Dr. Joel "Laz" Lazarus is seeing ghosts, but at least they shouldn’t linger longer than fifty minutes. Apparently, he is experiencing visions, or something, from his late father’s life. Dr. Jonathan Lazarus was also a shrink, but his office was clearly not a safe space. Some of the sessions were rather intense, but they might help Laz identify his father’s killer, since his ghost can’t, or won’t explain directly. Regardless, each visit to his late father’s office brings new questions and often further family angst in Harlan Coben & Daniel Brocklehurst’s six-episode Lazarus, which premiers today on Prime Video.
Old Man Lazarus was supremely self-confident and he never owned a gun, so Laz considers his supposed suicide highly unlikely. However, everyone knows the senior Lazarus took the childhood murder of his daughter Sutton especially hard, because she was his favorite. Of course, the cops know all about Sutton’s murder, especially since DI Alison Brown is an old friend of the late doctor and DS Seth McGovern is the other Dr. Lazarus’s childhood buddy. In fact, McGovern still carries a torch for Laz’s other younger sister, Jenna, a psychic, who is quite offended that the ghosts come to Laz instead of her.
It works differently for old man Lazarus, who just walks up to Laz to start another conversation from beyond the grave. Yet, in most cases, Laz takes his father’s place in conversations from the past, experiencing them through his eyes. Frankly, the first time it happens, he simply assumes he is talking to a patient who is too crazy to tell him from his father. However, he soon learns Cassandra Rhodes is dead—murdered in fact.
Frankly, Laz is probably a little too confiding about the ghost business, especially to McGovern. Of course, he will eventually need some kind of reason to explain finding a corpse that has been hidden for over a decade. Meanwhile, Sam Olsen, the original suspect in Sutton’s disappearance makes a suspicious habit of walking around the late Dr. Lazarus’s office at all hours of the night.

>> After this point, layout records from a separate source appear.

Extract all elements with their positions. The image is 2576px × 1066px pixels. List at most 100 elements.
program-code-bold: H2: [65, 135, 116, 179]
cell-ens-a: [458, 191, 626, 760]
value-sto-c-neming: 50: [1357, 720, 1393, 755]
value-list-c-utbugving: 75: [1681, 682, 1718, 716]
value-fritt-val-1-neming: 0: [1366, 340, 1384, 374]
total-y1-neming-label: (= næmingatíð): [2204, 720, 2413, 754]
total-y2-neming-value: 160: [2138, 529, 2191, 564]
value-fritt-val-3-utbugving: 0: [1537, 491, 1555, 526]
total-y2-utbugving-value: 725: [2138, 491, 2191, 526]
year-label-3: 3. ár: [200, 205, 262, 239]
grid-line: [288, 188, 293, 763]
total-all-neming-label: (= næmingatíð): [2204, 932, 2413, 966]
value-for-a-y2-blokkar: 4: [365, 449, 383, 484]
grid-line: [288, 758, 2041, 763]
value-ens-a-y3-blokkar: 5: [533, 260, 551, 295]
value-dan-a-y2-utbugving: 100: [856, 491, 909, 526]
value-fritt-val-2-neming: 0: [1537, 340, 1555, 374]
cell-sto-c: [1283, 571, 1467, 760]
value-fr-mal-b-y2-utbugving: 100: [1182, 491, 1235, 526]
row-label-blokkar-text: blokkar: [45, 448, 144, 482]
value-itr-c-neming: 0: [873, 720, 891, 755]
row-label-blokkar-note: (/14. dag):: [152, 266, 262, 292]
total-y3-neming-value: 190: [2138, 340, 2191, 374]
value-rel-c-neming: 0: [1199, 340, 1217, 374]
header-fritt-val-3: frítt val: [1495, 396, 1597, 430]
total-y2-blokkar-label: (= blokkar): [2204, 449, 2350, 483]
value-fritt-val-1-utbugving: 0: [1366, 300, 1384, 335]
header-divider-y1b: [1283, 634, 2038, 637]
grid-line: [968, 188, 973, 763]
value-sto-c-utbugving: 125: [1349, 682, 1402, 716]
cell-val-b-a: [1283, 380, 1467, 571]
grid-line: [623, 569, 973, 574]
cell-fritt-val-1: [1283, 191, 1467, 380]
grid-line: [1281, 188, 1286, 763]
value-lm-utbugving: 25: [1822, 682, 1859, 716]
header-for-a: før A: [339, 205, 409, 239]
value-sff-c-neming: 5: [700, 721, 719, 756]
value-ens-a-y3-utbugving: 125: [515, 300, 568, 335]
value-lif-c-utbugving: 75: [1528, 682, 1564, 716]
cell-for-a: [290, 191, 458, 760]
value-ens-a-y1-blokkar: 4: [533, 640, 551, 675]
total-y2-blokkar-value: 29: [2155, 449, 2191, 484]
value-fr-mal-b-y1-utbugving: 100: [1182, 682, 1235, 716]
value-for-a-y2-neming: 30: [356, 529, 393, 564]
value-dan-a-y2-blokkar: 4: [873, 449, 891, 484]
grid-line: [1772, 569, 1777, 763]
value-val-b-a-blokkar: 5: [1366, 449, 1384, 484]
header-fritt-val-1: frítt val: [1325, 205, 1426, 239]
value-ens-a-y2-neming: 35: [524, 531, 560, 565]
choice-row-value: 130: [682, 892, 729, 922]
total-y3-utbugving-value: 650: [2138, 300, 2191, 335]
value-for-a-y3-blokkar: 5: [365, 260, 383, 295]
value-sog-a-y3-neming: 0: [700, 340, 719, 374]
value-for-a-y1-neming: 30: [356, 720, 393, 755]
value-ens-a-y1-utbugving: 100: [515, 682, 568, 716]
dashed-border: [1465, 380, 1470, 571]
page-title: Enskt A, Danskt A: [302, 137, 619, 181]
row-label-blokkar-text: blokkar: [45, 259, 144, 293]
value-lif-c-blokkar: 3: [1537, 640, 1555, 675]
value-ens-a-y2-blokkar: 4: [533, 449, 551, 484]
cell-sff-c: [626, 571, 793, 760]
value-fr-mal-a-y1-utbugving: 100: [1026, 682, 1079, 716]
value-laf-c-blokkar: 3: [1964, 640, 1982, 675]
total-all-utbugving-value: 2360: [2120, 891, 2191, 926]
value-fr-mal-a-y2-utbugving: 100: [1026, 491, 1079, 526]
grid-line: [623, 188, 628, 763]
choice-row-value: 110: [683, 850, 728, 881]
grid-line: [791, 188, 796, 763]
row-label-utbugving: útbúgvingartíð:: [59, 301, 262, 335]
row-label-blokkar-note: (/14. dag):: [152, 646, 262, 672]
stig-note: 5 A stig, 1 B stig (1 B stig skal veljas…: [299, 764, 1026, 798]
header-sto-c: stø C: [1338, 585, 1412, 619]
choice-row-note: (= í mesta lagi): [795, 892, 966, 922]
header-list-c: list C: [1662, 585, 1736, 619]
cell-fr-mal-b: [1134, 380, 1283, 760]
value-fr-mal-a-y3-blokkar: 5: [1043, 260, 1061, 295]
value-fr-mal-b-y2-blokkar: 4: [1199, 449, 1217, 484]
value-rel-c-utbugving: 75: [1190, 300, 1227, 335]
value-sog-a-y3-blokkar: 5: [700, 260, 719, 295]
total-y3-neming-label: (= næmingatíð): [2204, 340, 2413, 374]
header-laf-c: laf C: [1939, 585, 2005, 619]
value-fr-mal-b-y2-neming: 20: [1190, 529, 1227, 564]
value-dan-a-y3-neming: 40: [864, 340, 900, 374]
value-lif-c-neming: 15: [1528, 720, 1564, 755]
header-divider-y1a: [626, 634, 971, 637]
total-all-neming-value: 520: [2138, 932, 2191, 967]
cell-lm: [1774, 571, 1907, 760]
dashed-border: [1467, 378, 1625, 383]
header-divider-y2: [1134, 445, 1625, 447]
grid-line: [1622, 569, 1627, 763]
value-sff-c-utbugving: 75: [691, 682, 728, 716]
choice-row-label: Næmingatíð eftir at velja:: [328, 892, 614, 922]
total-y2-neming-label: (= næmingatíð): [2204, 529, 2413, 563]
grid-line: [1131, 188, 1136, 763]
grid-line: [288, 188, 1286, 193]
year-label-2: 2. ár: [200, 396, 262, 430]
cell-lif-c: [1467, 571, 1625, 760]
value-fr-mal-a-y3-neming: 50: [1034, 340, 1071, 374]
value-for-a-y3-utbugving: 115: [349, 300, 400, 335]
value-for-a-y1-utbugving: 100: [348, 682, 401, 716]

Lazarus is not exactly horror per se, but it has enough of the supernatural and uncanny to feel appropriately atmospheric for October viewing. Frankly, the first five episodes are addictively bingeable. Coben and Brocklehurst dexterously dangle a juicy new cliffhanger-revelation at the end of each episode. Unfortunately, the concluding sixth installment plays out like it was conceived to disappoint, if not outright enrage, everyone who invested nearly fives hours of their lives in the Lazarus kin.
Frankly, five out six is not bad, especially for an anthology, but a weak dismount definitely hurts a thriller like Lazarus. Still, Sam Claflin delivers some of the best work of his career as poor Laz, whom Coben and Brocklehurst truly put through an emotional wringer. Each episode he has multiple freakouts, breakdowns, and existential crises.
Yet, weirdly, Bill Nighy (Claflin’s co-star in Their Finest) largely slouches his way through the series, turning the old doc into a bizarrely disinterested ghost. Instead, David Fynn supplies most of the sly sarcasm, as well as nebbish nervous energy as the rumpled McGovern. Jack Deam is also ferociously menacing as Arlo Jones, Laz’s criminally insane patient, who might somehow be mixed up in this mess, even though he is confined to a maximum-security mental facility.
The set-up is first-rate in Lazarus, but the last act face-plants. Still, there are many colorful supporting performances that make the rest of the series so grabby, including Sianad Gregory and Rupert Yuen as Rhodes and another agitated (and deceased) former patient. Plus, the use of Rumer’s torchy rendition of “Windmills of Your Mind” as constant motif further elevates the haunting atmosphere. Recommended for the stylish ride rather than the destination, Lazarus starts streaming today (10/22) on Prime Video.